很久很久以后,再回想起自己这一刻的心情和想法,景平只觉得好笑,那时候的她,终究是把问题看得太简单了、。
庆功宴,竟然又是庆功宴。下午时分有聂政的人来接景平,是个生面孔,景平确定以前没有见过。景平问起聂政,那人直言龙头今晚会在观塘的金碧辉煌酒店给大哥办庆功宴,大哥届时会在那里等她。
和以往不同的是,这一次参加阎刚举办的宴席并没有换什么特别的衣服和首饰,景平一身长膀长裤,衣着休闲随意。然而站在金碧辉煌的门口,看着衣香鬓影的众人,森森的觉得这一身很是寒酸。
奇怪,她记得自己最初出现在聂政身边是为了扮演他的女人,给众人看见他聂政也有弱点也有软肋。每一次陪聂政出席这样的场合都会早早准备好衣服,这次是怎么回事?难道是聂政忘了?
怀揣一肚子的疑问,景平进门又发现,早早在门口等她的人并非是聂政,而是一脸不善的祁俊。聂政呢?她很想这样出口问,却发现自己在祁俊阴翳的眼神下突然很没有底气。
“随我来。”
手腕被祁俊紧紧握住,男人几乎是半拖着她走到一个很大很大的房间。里面很大,摆了十桌酒席这样,与其说是房间,倒不如说是小厅更合适一些。
中间的一张圆桌上几乎都是熟面孔,有上次明斯来香港举办的接风宴上看过一次的三合会泰斗人物,祖爷,以及和胜和,和胜图的两位当家徐阀和廖言。
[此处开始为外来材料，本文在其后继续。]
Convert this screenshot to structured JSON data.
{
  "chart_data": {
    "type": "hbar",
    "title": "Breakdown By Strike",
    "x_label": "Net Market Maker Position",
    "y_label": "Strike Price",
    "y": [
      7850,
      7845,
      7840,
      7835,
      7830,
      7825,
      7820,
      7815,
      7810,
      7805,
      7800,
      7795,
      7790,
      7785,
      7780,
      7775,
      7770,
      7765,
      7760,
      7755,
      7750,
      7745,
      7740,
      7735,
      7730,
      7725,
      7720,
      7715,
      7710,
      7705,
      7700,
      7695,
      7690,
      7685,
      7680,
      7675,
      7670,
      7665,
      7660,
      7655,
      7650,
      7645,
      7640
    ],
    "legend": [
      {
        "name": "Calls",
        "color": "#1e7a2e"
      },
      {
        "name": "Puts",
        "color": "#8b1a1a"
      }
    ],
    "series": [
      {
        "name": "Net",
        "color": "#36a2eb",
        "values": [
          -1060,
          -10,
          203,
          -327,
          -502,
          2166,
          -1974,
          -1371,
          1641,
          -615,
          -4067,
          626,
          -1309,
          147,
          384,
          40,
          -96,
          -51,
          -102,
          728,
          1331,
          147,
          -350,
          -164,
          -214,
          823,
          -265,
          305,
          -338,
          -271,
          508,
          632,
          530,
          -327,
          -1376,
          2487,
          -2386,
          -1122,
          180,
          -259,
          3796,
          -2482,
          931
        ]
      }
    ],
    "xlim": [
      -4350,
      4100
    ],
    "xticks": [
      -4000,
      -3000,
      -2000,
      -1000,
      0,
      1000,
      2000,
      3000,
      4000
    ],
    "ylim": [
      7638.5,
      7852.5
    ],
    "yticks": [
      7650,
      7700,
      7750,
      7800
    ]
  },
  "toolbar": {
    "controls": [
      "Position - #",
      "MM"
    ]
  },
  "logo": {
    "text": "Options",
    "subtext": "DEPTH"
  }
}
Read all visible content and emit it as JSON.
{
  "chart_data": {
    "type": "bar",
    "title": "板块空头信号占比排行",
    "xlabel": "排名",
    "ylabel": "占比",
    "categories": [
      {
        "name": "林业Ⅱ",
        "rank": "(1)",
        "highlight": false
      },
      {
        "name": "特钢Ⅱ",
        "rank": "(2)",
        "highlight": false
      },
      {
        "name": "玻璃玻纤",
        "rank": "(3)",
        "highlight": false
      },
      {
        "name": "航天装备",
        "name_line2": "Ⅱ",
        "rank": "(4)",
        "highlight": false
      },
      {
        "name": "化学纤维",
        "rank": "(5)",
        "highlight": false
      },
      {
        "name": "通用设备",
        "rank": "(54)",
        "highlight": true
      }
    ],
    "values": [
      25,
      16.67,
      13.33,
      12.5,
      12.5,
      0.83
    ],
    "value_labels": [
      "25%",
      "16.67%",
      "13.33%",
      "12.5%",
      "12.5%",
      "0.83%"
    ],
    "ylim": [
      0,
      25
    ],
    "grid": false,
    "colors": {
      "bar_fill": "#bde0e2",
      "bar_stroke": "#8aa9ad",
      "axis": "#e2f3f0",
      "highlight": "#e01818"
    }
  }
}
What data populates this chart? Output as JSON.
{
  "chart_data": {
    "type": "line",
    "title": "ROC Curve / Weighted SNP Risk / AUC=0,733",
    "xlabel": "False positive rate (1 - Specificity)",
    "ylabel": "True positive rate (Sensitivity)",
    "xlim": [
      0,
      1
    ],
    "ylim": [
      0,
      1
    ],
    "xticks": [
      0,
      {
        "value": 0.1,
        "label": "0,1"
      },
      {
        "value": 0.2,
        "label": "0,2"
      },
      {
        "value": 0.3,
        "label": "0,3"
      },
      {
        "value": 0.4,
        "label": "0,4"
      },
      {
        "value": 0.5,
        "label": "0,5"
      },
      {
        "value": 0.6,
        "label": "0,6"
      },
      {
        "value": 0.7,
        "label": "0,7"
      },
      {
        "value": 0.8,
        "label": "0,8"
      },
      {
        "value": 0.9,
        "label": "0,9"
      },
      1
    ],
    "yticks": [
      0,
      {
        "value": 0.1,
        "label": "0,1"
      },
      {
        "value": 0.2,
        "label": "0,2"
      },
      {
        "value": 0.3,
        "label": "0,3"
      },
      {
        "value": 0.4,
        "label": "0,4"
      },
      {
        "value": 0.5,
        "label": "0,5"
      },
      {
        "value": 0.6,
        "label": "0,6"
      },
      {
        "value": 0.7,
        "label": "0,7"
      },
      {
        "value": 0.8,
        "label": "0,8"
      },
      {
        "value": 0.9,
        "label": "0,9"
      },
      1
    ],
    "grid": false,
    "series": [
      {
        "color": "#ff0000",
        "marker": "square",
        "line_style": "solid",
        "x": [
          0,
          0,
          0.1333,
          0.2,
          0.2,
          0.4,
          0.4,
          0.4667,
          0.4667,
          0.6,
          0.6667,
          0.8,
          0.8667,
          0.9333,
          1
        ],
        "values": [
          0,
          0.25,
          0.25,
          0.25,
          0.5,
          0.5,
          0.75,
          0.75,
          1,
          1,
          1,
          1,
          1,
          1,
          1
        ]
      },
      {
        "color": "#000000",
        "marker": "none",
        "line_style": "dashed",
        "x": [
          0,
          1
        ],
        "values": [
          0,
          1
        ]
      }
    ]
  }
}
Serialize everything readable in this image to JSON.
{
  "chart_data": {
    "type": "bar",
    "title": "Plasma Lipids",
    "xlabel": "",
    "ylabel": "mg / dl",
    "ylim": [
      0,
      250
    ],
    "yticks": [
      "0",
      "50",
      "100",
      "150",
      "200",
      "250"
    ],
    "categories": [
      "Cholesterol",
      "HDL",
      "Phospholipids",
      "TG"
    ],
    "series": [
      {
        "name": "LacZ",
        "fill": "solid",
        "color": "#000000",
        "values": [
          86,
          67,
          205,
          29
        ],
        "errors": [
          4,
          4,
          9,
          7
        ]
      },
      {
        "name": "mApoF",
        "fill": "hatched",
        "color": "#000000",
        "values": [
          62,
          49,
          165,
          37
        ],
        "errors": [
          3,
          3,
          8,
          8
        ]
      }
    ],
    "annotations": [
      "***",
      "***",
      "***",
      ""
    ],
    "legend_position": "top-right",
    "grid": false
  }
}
祖爷坐在正中央,被人众星拱月一般的围着。
其余的几桌坐的都是新义安和和胜和,和胜图中几位中层的堂主级别的人物。
景平被祁俊握住手腕往里面带,然而越往里走越觉得不对劲,心头突然生出的慌乱是为何?
走的越近,里面的人越眼熟,祖爷坐在中间,左手边依次是徐阀,廖言。右手边则是阎刚,聂政。
然而,坐在聂政身侧,被男人大手圈紧了细腰,妆容精致,眉眼清眼绝伦的女子不是林柔又是谁?!
众人察觉到脚步声纷纷抬起头向她看来,聂政也抬头,却是根本看都没有看她一眼,倒是林柔,怯生生的看着她,盈盈双眸中似透着无尽的水汽。
“人带来了?那就坐下吧。”
祖爷的声音虽然已显老态,却是不怒自威。
祁俊依言恭敬的行了一礼,而后半拉半拽着景平在空着的位置上坐下。
刚坐下不久就感觉到一阵极为凌厉的视线在她面上来回巡视,似是要将她看穿一般。
她没有抬头,却隐约已经感觉到现在打量她的应该是那位祖爷。
“抬起头来,让我好生瞧瞧。”
略显苍老的声音,虽然没有指名道姓,景平却知祖爷必然是对她说的。